Había, del verbo ‘formar parte del mismo entorno’, una señora a las
afueras de aquella iglesia. La mía, es decir, pero de mía no tiene nada y la
verdad un betabel podría ser más religioso que yo, si se lo propone. Es, como
habrán de suponer, la de la colonia donde yo vivo, una no muy fea, pero tampoco
muy bonita, de acá, el sur. Es de paredes tristes y sólidas, frente a ella
mucha gente de abolengo que pagó muy bien para que fuera enterrada lo más
cercano posible a lo que hoy es la capilla, tiene dos o tres árboles de
importancia y la custodia en las noches una perra brava que una vez, dicen, se
masticó a un niño.
La señora siempre se ponía en la entrada, pegada lo más posible a la
pared. Nunca volteaba el rostro para ver la imagen del santo que con esa cara
de quien puja sin éxito, domina la antigua calle principal del poblado. De
hecho, tengo la fuerte sospecha de que la señora era atea, tengo la impresión
de haberle alguna vez escuchado maldecir en voz bien baja a quienes iban un
jueves a la misa de la noche. No se sabía a bien qué hacía: un día empezó a
rumiar en una lengua muy extraña, y se le iban los ojos pa’rriba, como si le
estuviera dando un ataque. Al día siguiente, saludaba a todos con su mejor
sonrisa y repartió caramelos que pocos se atrevieron a comer.

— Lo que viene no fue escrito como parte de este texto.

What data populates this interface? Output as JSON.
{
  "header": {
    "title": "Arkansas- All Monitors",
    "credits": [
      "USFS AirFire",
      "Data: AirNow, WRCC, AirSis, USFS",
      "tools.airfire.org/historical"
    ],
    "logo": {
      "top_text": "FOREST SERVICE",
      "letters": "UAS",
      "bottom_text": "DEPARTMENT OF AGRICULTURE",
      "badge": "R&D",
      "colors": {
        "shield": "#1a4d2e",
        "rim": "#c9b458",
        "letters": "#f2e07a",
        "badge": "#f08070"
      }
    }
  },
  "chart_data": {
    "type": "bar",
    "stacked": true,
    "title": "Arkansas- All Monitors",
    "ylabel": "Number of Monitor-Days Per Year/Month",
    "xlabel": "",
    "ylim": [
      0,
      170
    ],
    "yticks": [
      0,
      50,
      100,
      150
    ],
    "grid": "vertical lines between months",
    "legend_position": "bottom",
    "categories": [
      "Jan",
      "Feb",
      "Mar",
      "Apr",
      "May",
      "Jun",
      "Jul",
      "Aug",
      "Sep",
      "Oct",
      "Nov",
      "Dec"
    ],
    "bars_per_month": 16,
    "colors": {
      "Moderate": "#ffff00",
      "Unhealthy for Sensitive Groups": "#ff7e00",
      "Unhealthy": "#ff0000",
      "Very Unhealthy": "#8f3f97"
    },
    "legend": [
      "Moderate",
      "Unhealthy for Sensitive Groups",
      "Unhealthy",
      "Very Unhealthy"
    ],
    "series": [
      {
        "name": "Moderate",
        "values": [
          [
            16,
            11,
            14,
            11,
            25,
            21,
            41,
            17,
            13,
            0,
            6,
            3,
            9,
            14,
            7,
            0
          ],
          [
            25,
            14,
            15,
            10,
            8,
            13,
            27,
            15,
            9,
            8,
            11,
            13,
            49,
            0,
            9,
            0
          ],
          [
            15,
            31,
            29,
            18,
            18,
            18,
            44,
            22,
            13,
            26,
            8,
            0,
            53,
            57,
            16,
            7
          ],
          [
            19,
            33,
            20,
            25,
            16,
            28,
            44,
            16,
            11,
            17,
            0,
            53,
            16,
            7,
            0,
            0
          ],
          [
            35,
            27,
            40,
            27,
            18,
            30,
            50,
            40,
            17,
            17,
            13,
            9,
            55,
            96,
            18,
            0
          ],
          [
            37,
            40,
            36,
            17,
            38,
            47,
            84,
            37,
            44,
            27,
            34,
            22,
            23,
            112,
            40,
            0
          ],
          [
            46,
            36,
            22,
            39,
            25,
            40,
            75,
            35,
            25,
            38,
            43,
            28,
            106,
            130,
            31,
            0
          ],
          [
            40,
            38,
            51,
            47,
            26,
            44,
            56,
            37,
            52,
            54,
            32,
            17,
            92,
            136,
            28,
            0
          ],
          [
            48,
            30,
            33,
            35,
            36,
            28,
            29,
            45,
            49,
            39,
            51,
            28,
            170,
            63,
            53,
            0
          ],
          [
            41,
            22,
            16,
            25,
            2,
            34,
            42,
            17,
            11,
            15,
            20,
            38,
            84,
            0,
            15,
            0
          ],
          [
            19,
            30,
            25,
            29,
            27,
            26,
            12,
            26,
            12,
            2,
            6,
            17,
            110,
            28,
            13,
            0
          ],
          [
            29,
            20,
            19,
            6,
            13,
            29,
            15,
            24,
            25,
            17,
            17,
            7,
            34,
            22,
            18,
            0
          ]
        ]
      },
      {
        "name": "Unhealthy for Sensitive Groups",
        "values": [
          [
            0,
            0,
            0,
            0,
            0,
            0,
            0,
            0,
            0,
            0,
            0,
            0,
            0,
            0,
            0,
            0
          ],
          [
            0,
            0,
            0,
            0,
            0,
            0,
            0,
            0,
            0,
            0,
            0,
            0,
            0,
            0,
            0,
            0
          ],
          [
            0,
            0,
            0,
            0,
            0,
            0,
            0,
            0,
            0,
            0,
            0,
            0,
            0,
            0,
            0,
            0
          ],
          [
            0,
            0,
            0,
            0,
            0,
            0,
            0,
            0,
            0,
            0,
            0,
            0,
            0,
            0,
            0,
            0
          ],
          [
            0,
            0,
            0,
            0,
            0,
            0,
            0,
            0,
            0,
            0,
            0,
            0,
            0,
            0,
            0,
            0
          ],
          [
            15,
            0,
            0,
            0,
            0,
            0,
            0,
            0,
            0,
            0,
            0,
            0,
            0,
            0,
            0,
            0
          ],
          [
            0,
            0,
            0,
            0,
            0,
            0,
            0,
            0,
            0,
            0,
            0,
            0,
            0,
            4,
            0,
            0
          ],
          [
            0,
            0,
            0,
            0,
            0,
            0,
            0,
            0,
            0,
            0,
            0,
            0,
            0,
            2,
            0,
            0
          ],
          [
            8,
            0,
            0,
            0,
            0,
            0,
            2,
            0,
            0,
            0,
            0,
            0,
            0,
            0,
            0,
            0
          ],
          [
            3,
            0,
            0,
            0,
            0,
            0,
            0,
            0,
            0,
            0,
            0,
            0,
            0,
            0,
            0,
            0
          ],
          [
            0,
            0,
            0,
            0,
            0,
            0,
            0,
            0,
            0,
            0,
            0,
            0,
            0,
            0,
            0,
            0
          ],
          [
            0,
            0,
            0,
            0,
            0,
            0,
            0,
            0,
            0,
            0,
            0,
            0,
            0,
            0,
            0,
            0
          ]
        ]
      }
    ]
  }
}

La señora era obesa, gordísima, blanca como la leche y muy limpia. Conocía
de menos el francés, pues en otra ocasión se le vio fungir como guía de
turistas a una pareja suiza que había dado hasta este lado de la capital,
queriendo ir al centro de la misma. Llegaba caminando lentamente a su puesto de
siempre a las 8:04 de la
mañana y se iba de ahí, con el mismo ritmo, a las 09:01 de la noche. Nadie sabía decir dónde
vivía, qué comía y dónde lo hacía, cómo se llamaba y si de hecho era humana.
A veces, en invierno, se ponía a llorar desconsoladamente y no hacía
caso de nadie, ni de las eternas e infructuosas palabras de la gente de la
iglesia que la invitaba a entrar a ella, o que le alargaba un chocolate en
barra para mitigar su llanto. También en invierno, se le ocurría cantar una
extraña canción en latín que nadie conocía y que era hermosa y triste a la vez.
En verano, en cambio, se volvía agresiva y escupía con rabia a la gente,
ésta se defendía, sólo para ser tratada con maquiavélica brutalidad por la
extraña señora. Por ésas épocas también cantaba, pero era un canto terrible,
que ponía los pelos de punta y que quedaba flotando hasta pasada la medianoche. Pocos lo advertían, quizá
solamente yo, pero en el verano mismo solía llorar, cuando menos se lo podía
imaginar uno, como recordando cosas que había pasado hace mucho.
Un día, cuando moría el otoño y el viento frío empezaba a helar las
noches, una pequeña niña, a las 8:05
de la mañana se acercó a la mujer, que se acomodaba apenas en su rincón favorito.
Le saludó, como quien saluda a un viejo conocido y le abrazó con una fuerza
propia de los que piden perdón. La mujer, sorprendida, le reconoció entre las
marañas de pasados más antiguos que la vida misma y, sujetando la pequeña mano,
le sonrió. Luego, la niña corrió a donde la madre, sorprendida, le reprendía
por tal atrevimiento. La mujer siguió sonriendo, y esta vez cantó aquella
canción hermosa, ahora preñada de agradecimiento, donde la tristeza había sido
desterrada. A las 09:01 de
la noche, dejó de cantar, y la canción se extendió en todos hasta la medianoche.
A partir de entonces, nunca volvió a regresar.